Because if you want an excuse not to train, you’re damn well going to find one. You’re going to find a paper somewhere that says you shouldn’t train, because you can find a paper saying anything you want to believe. (Hint: when you find it, make sure you don’t read it. Just quote it, confidently and often. It is, after all, Science, and the last word on the matter.)

If you want an excuse not to train, you will find somebody you love, or somebody you know, or somebody on YouTube, holding the strong opinion that you shouldn’t do all this hard and heavy lifting. They may even be able to cite papers, which will save you the trouble of looking them up and not reading them yourself.

If you want an excuse not to train, your body will be there to help you out, because, as a wise one once said on the SS board, you can be old and beat up and strong, or old and beat up and weak. Both populations have built-in-excuses: They’re old and beat up. So your body will definitely write you light duty chit any time you want. Your shoulder will mysteriously hurt when you wake up on press day, your back will hurt on deadlift day, your knee will hurt on squat day. You’ll be dizzy, as you often are (it’s a part of old-itis), but maybe a bit worse today. You’ll feel extra tired. You’ll be anxious. You’ll have gas. You’d better abort.

Excuses abound!

Look at the comments. Right now the trolls are like pigs at a trough, calling me out for my irresponsible conduct. You’re a doctor, and you’re telling people to lift when they hurt! Oh, the humanity!

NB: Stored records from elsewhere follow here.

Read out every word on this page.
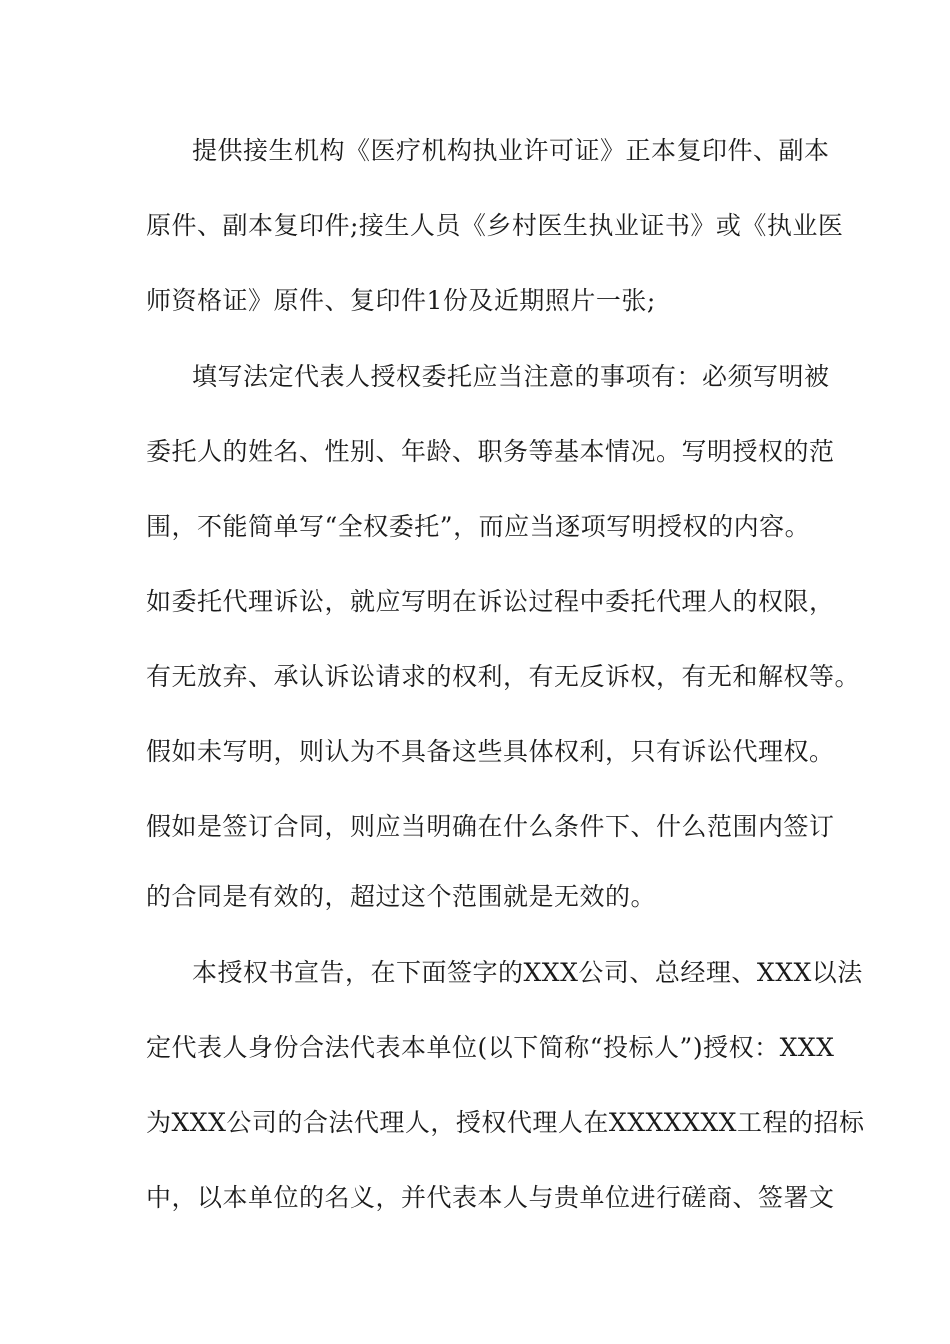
提供接生机构《医疗机构执业许可证》正本复印件、副本
原件、副本复印件;接生人员《乡村医生执业证书》或《执业医
师资格证》原件、复印件1份及近期照片一张;
填写法定代表人授权委托应当注意的事项有：必须写明被
委托人的姓名、性别、年龄、职务等基本情况。写明授权的范
围，不能简单写“全权委托”，而应当逐项写明授权的内容。
如委托代理诉讼，就应写明在诉讼过程中委托代理人的权限，
有无放弃、承认诉讼请求的权利，有无反诉权，有无和解权等。
假如未写明，则认为不具备这些具体权利，只有诉讼代理权。
假如是签订合同，则应当明确在什么条件下、什么范围内签订
的合同是有效的，超过这个范围就是无效的。
本授权书宣告，在下面签字的XXX公司、总经理、XXX以法
定代表人身份合法代表本单位(以下简称“投标人”)授权：XXX
为XXX公司的合法代理人，授权代理人在XXXXXXX工程的招标
中，以本单位的名义，并代表本人与贵单位进行磋商、签署文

I have resolved this year (again!) not to argue with Pigs in Poop, but let’s make sure the non-porcine among you are clear: We always want to be judicious. There are in fact contraindications, both acute and chronic, to heavy training.

Now, you know that’s not what I’m talking about, but Trolls Happen, so let’s belabor the point. We wrote a list of contraindications to lifting for The Barbell Prescription, which we had to leave out for reasons of length. It included stuff like active osteomyelitis, intractable seizures, refractory malignant arrhythmias, aortic aneurysms and dissections, cancerous bony metastases, fulminant stupidity, and acute presentations suggesting significant injury, neurological compromise, or end-organ damage.

The vast majority of you will notice something about this list of conditions: you don’t have any of them. These are the real excuses not to train, but they’re uncommon. And the people I’ve met who do have them don’t think of them as excuses at all, but rather as the more-or-less impassable obstacles to the training they desperately need and desire.

Context. It’s a bitch, isn’t it?

So, yeah, be smart. I’ve talked about this sort of thing elsewhere, and a little common sense and experience go a long way. A swollen unstable knee, an acute exacerbation of severe radicular pain, an acute febrile or gastrointestinal illness, a body part that suddenly won’t work, an acute deformity or discoloration, acute physiological distress of any kind, a sick family member, or an impassable blizzard are among the many reasons why it might be imprudent or impossible for you to get under the bar.

And none of them obtain right now, when you could really use a good excuse, do they? But have no fear. If you don’t want to train, you’ll find a justification somewhere.

But “no excuses?” That’s bullshit. The real question is why you need one. If you don’t want to train, just admit it to yourself and stay home, and live with the decision and its consequences. It’s more honest and less fuss for you, and those of us who do show up would really appreciate it. We didn’t want to hear your excuses anyway.